The same applies to mental health services and academic counseling. Penn has historically struggled with managing its wellness resources, creating a notoriously stressful academic environment among its community. Worse, these shortcomings disproportionately affect first-generation, low-income, and international students who lack appropriate resources, yet DEI policies have failed to address them. Improvements to these issues require funding and administrative focus, not symbolic commitments to these communities.

These points are perhaps encapsulated best by the case of Lia Thomas, when the 2022 College graduate and transgender athlete’s participation on the Penn women’s swim team placed the University in opposition to the Department of Education. The decision to settle with the Trump administration instead of pursuing extended litigation drew sharp criticism from many, who argued that the University was prioritizing economic incentives over the wellbeing of its students. However, contesting the ruling would have placed federal funding — necessary for financial aid, research grants, and more — at risk and thrown Penn’s campus into a state of uncertainty, harming many more.
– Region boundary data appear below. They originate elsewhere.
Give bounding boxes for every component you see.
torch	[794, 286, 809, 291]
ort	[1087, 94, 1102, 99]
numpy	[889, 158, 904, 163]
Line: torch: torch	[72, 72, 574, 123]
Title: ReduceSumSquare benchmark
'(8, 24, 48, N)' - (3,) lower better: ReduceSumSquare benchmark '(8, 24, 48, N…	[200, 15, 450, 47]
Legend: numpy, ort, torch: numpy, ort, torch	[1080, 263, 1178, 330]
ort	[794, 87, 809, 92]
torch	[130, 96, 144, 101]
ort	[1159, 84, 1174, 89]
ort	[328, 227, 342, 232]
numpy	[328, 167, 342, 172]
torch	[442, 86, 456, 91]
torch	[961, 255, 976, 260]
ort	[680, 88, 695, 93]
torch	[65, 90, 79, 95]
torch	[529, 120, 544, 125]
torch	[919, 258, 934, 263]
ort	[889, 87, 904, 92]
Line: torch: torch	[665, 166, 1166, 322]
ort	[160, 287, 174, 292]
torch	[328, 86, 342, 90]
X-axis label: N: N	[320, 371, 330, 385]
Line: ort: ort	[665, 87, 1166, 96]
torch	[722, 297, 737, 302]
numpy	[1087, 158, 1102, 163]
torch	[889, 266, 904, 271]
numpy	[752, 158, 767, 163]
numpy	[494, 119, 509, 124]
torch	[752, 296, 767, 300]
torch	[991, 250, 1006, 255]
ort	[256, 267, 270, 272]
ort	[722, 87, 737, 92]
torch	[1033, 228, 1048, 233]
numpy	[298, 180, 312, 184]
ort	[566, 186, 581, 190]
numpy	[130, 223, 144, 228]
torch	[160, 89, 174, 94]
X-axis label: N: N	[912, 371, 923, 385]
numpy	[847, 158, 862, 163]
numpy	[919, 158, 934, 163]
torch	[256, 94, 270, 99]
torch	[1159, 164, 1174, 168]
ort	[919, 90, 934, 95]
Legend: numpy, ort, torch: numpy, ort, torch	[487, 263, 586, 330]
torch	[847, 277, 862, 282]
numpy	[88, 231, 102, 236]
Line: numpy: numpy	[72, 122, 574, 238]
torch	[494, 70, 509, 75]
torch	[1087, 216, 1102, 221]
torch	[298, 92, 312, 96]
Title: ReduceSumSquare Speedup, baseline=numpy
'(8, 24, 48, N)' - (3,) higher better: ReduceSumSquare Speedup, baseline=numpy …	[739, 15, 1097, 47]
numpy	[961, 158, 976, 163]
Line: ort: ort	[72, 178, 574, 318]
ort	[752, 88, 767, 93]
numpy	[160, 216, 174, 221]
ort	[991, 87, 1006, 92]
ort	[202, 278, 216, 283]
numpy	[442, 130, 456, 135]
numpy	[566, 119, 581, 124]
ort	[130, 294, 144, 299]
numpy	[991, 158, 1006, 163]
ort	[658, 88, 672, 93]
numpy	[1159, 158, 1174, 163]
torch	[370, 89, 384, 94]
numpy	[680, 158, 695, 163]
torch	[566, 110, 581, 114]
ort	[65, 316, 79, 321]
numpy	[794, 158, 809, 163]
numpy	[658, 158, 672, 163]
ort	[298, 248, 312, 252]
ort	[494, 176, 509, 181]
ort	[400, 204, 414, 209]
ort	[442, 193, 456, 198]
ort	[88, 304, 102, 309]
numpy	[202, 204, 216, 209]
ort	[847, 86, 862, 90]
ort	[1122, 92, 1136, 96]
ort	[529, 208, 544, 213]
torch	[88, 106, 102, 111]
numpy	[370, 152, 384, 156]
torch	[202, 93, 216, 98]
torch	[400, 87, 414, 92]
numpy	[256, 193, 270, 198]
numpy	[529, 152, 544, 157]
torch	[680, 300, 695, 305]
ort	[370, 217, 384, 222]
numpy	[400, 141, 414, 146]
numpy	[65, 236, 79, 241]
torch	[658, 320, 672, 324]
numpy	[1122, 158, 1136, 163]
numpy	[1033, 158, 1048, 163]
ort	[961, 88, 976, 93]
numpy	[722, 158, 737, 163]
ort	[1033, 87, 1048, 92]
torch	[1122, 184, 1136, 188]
To be clear, I don’t mean to say that the values of DEI don’t matter. I am arguing that they were never well served by the DEI framework. These values are best represented when students can afford to stay enrolled, when they receive the help they deserve, and when administrators appropriately respond when problems arise. Ultimately, those outcomes are only possible if the University is given the necessary funds and bandwidth to resolve such concerns. Now that the last vestiges of DEI are beginning to be let go, Penn has the opportunity to leave branding behind and focus its attention on the issues that matter.

In order for Penn to create real positive change, the path forward is clear. Grant graduate student workers proper compensation for their efforts. Expand counseling services so students can be better seen when they need help. Improve academic support across all four undergraduate schools, especially for the students who need it most. Create a campus culture that addresses discrimination and harassment quickly rather than letting it get swept under the rug or caught up in bureaucracy.

DEI was never worth its cost because it asked the University to fight a symbolic battle that left real problems unresolved. Now, the question is whether the University is willing to follow that realization to its logical conclusion and commit resources to the issues students deal with every day. If it does, the end of DEI may mark the beginning of something more valuable.